PREFERRED MY OLD SKIN

 

I preferred my old skin to this one, but don’t know where it went…

———————

At any moment, my screens have sixteen different surveillance feeds, and just beyond, there’s a wall of a hundred or more. I watch the intersections of avenues, the pathways through parks, the car lots in ceaseless motion and rest. I’m not watching so much as waiting—for a rip, a split, a trouble, a crime.

Yesterday, a wrinkle: On the south end of the park, two figures slowly crossed my feed, neither talking nor touching, but clearly enmeshed. They were performing for the camera, even toying with me. Perhaps it’s a game for three.

One player spread his palm wide like an interrogation light, which appeared to move by its own volition. The other twisted about as it dipped and rose, thrust and withdrew. She had fallen under a spell, her head slave to the hand. Wherever it went, she followed.

Suddenly, they switched roles. Her arm grew as tall as a skyscraper; his head crooked to admire the height. She toured him from spire to foundation, until he found himself splayed on the ground.

As the game continued, their bodies grew loose, the flexible matter of designing hands. And what had seemed like a familiar conflict began to suggest something else: each had latent senses that only the other could form.

The players left the edge of my feed, and I wanted to follow.

———————

I become oblivious to sound when I monitor. The murmur, the noise that once filled my head is replaced by the back of my brain.

———————

Periodically, I return to the scene of the game. My camera toggles left and right, punches in and pulls back. The woman in the red trench, the loitering car, the toppled garbage bin, the biker: they may be rips and troubles, or they may be keys and clues.

A game is a formal agreement. As players, we consent to rules that build the world anew.

A game is more the polish than the mirror: less the reflection than the gloss. Its ideality, its futurity are rarely experienced elsewhere.

Yet this city is designed as if it could, by master plan alone, gloss the world anew.

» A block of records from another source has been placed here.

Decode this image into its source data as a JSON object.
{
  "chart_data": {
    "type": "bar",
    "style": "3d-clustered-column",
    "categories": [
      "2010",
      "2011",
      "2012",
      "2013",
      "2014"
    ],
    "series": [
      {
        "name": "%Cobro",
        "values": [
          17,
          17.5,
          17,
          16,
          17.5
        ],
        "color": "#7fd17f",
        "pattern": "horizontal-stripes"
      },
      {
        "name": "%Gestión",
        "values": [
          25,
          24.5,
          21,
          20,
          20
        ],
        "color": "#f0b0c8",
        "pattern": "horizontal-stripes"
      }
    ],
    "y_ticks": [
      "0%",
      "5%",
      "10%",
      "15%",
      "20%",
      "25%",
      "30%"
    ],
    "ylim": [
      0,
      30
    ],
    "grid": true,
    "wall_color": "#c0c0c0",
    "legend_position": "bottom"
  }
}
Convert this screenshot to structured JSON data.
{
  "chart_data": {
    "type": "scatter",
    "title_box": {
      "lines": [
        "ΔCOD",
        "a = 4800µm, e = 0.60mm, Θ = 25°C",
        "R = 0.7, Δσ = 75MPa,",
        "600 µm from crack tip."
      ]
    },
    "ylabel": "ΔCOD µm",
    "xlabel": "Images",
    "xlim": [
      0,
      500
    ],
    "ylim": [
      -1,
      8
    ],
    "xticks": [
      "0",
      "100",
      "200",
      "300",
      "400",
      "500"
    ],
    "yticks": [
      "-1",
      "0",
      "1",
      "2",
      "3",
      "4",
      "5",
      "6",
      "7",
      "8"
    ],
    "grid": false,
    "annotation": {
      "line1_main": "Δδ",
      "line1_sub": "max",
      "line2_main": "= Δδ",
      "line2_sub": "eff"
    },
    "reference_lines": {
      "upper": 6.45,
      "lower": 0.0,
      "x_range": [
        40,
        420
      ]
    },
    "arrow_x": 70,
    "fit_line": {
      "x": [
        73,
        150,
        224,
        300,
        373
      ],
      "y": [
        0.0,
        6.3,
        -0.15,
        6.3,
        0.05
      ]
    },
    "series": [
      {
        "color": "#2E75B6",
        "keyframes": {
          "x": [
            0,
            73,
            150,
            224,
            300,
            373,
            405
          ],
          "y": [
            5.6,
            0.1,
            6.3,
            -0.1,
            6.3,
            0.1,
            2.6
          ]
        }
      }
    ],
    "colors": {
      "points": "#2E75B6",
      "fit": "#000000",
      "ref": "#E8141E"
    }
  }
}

How, then, to play a game in a city designed like a game?

———————

Periodically, I walk the path of the game. I’ve heard this is common for monitors: gaining firsthand knowledge of a site can help one later surveil it. But my Center aims to shave minutes, not add them. A year ago, my training took two days; now applicants skill up in thirty minutes.
This likely offsets the high turnover rate, though my boss claims it’s preparedness for war…

The south end of the park was completed in the first phase of development. Residents of the adjoining skyscrapers have learned that the chic skins of undulating glass offer little protection from the elements, if sweeping views of the vacant lots, the construction cranes, and the ocean from which the city was reclaimed.

This place, for many, is a testament of capital’s ability to dredge and clarify form. The Boston developer envisaged a sister city in the east and built this park as its Common. A tourist ferry crisscrosses the artificial river, driven by a man who once fished on that very spot.

In 1887, a writer imagined utopia as Boston in the year 2000. In 2001, a Boston developer began work on a project of comparable ambition. There the connection ends. Ours is not a salve for the ails of contemporary capitalism, but a prototype for industry to come: ubiquitous city-building as a service. Its planners have solved the problems of the social by excluding them from the master plan.Looking east, I can see the final skyscraper of the parkview row, an eyesore of squinting windows and white concrete. There’s talk that the builder strayed from his original design, of trouble among the city’s partners, causing some unceremonious exits in recent years. But one doesn’t need much to know that concrete is cheaper than glass; indeed, since the global financial crisis, new construction embodies this fact.

Westward is my Operations Center, a tower that jags and cuts the sky. At this moment, a colleague could be watching, waiting for a wrinkle…

———————

The moment I leave the Center—on the thick of my thigh, or against the drum of my knee—I’m typing. Under the table at dinner, on top of my bedsheets: I’m typing. My eyes never lose their insect enhancements; I see sixteen, a hundred screens (or more) from one edge of the day to the other.
Periodically, I consider the form of the game. Nobody won, and nobody conceded. It had no beginning, middle, nor end.

———————

A game is more a contract than a mirror: less reflection than regulations. To design a game for critical play, its very terms must be open to change.

My city is designed as if it, too, could regulate the world anew—but there the connection ends. Empires, after all, can rise and fall, yet their games often persist. They’re trivial and slight; insignificance is their greatest strength.

Someday, the city will turn back into sea, a sunken museum of technologies past. We will move slowly on a glass-bottomed boat, making our hands into metaphors.